Macaristan Hükümeti’nin Kültür Bakanı olan Georg Lukacs’ın 1956 yılında ülkesine müdahale eden Sovyetler Birliği yetkileri tarafından apar topar tutuklandığında, yanındakilere Almanca Kafka gerçekten realistmiş dediğinin
cevabını evet olarak verdiğini hatırlatalım. Bu bağlamda, Kafka’nın yüzyıl önceden günümüz totaliter rejimlerinin hukuku işletme biçimlerini, sistem-birey ve toplum ilişkilerini, bireyin yabancılaşmasını, kişilik, yalnızlık ve varoluş
kaygıları içinde çırpınışını, gerçekçi analiz ve isabetli öngörülerle romanlarına konu etmesinin ve bütün bunları tuhaf ve karmaşık alegorilerle gerçekleştirme biçimini neden bu kadar iyi ile karşılandığını anlayabiliriz.(İlhan A.Birikim Dergisi.2020)
Kafka’nın Dava romanı ‘’edebiyatta hukuk’’ disiplinini çok kapsamlı olarak aktaran bir metindir. Kafka zaten bir çok eserinde hukuk kavramına başvurur.
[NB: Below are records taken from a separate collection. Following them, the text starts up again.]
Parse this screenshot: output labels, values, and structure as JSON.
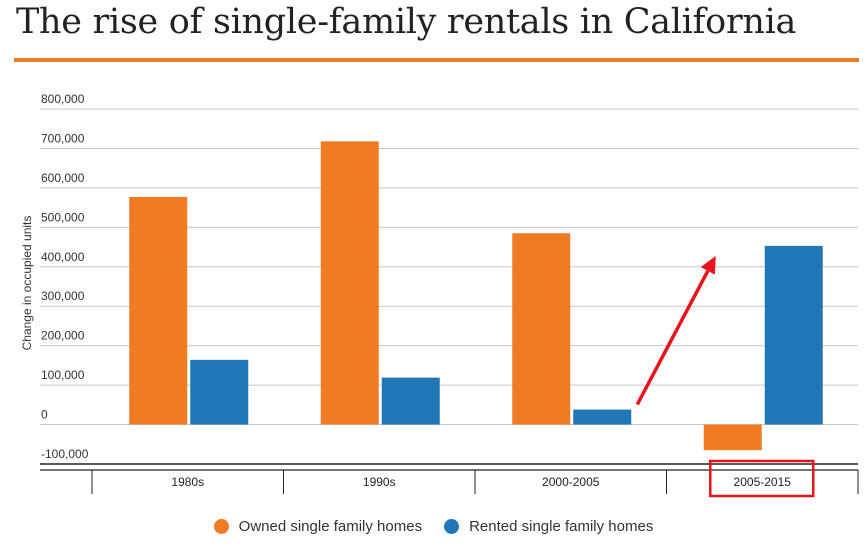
{
  "title": "The rise of single-family rentals in California",
  "colors": {
    "accent": "#f07b23",
    "owned": "#f07b23",
    "rented": "#2176b5",
    "highlight": "#e8131b"
  },
  "chart_data": {
    "type": "bar",
    "ylabel": "Change in occupied units",
    "xlabel": "",
    "categories": [
      "1980s",
      "1990s",
      "2000-2005",
      "2005-2015"
    ],
    "series": [
      {
        "name": "Owned single family homes",
        "color": "#f07b23",
        "values": [
          577000,
          718000,
          485000,
          -65000
        ]
      },
      {
        "name": "Rented single family homes",
        "color": "#2176b5",
        "values": [
          164000,
          119000,
          38000,
          453000
        ]
      }
    ],
    "yticks": [
      "-100,000",
      "0",
      "100,000",
      "200,000",
      "300,000",
      "400,000",
      "500,000",
      "600,000",
      "700,000",
      "800,000"
    ],
    "ylim": [
      -100000,
      800000
    ],
    "grid": true,
    "legend": "bottom-center",
    "annotations": [
      {
        "type": "arrow",
        "from": "2000-2005 rented bar",
        "to": "2005-2015 rented bar",
        "color": "#e8131b"
      },
      {
        "type": "box",
        "target": "2005-2015 category label",
        "color": "#e8131b"
      }
    ]
  }
}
Kafka’nın hukukla yoğun bir şekilde hukukla angaje olması elbette içinde yaşadığı o kaotik çağdaki haksızlıklarla ilgiliydi. Kafka romanı aynı zamanda aydınlanmanın insan türünün başına getirdiği barbarlığın da bir anlamda sorgulanmasıdır. Bu konuda Horkheimer ve Adorno’nun birlikte yazdıkları Aydınlanmanın Diyalektiği’nde bir alıntı yapacağım: ‘’Nasıl oluyor da insanlık gerçekten insani bir duruma girmek yerine yeni bir çeşit barbarlığın içine batıyor? Aydınlanma nasıl oluyor da kendi kendini yok ediyor? Eğer toplumdaki özgürlük, aydınlanma fikrinin ayrılmaz bir parçası ise, nasıl oluyor da özgürlükler daha da giriliyor? Daha da özgürleştirilmesi gereken akıl, daha totaliter bir düzen yaratıyor. Kitleleri manipüle ediyor ve kitleleri
gönüllüce kölelere çeviriyor. Aydınlanma, yaşamış medeniyet gerçekte bir barbarlığa dönüşüyor’’ (Aydınlanmanın Diyalektiği Kabalcı Y.) Horkheimer ve Adorno’nun Aydınlanmanın Diyalektiği dediği bu durum aynı zamanda aklın içine düştüğü trajedidir. Aklın bir araca indirgenmesi Aydınlanmanın en belirgin sonucudur.19.ve 20. yüzyıllar, aynı zamanda insanın aklıyla kendini imha etmeye çalıştığı zamanlardı. Yüzyıl önce basılan Dava romanını bu anlamda yeniden okumak ve içinde bulunduğumuz zamanı anlamada önemli olduğunu düşünüyorum.